Moreover, a width W1a of the first elastic body between the first movable contact 30a and a fixed portion 86 of the first elastic body is wider than a width W1b of the second elastic body between the second movable contact 30b and the fixed portion 86 of the second elastic body, as illustrated in FIG. 11. Thereby, bending of the first elastic body for the movable contact that first comes in contact with the fixed contact can be enlarged, and rolling effects can be more exerted.

Moreover, a width W2a of the first elastic body of a portion (i.e., a position) with which the first contact pressing portion 16a comes in contact is narrower than a width W2b of the second elastic body of a portion (i.e., a position) with which the second contact pressing portion 16b comes in contact, as illustrated in FIG. 11. Thereby, bending of the first elastic body for the movable contact that first comes in contact with the fixed contact can be enlarged, and rolling effects can be more exerted.

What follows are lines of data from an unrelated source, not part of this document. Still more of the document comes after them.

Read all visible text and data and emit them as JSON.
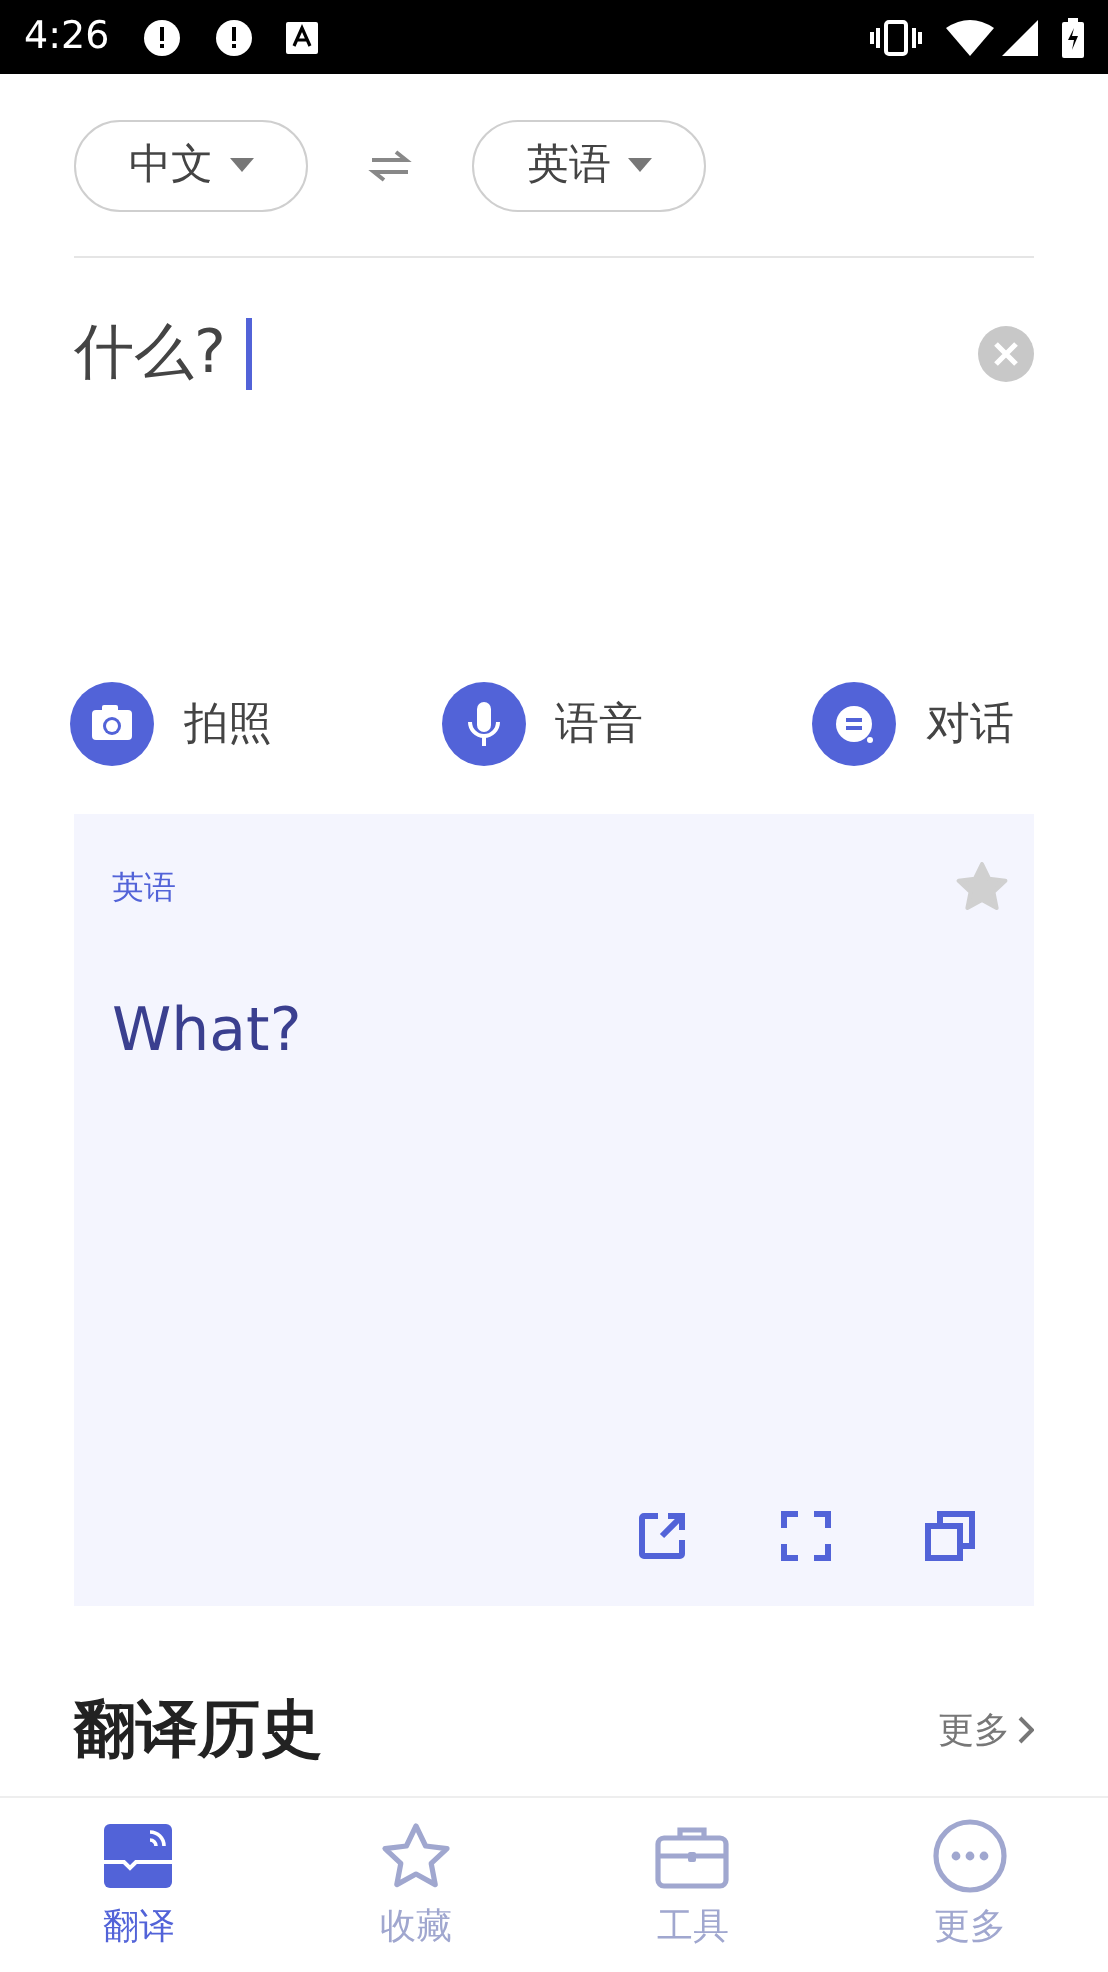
{
  "status_bar": {
    "time": "4:26"
  },
  "languages": {
    "source": "中文",
    "target": "英语"
  },
  "input": {
    "value": "什么?"
  },
  "actions": [
    {
      "kind": "camera",
      "label": "拍照"
    },
    {
      "kind": "voice",
      "label": "语音"
    },
    {
      "kind": "dialog",
      "label": "对话"
    }
  ],
  "result": {
    "language": "英语",
    "text": "What?",
    "favorited": false
  },
  "history": {
    "title": "翻译历史",
    "more": "更多"
  },
  "tabs": [
    {
      "kind": "translate",
      "label": "翻译",
      "selected": true
    },
    {
      "kind": "favorites",
      "label": "收藏",
      "selected": false
    },
    {
      "kind": "tools",
      "label": "工具",
      "selected": false
    },
    {
      "kind": "more",
      "label": "更多",
      "selected": false
    }
  ]
}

Moreover, the springs 32a and 36a include curved portions 60a and 62a which curve into a V-shape between the first movable contact 30a and the fixed portion 86, as illustrated in FIGs. 9 and 11. The springs 32b and 36b include curved portions 60b and 62b which curve into a V-shape between the second movable contact 30b and the fixed portion 86, as illustrated in FIGs. 9 and 11. Thereby, bending of the elastic bodies can be secured.

Moreover, the springs 32a and 36a include an opening 64 in the curved portions 60a and 62a. Thereby, bending of the elastic body can be secured.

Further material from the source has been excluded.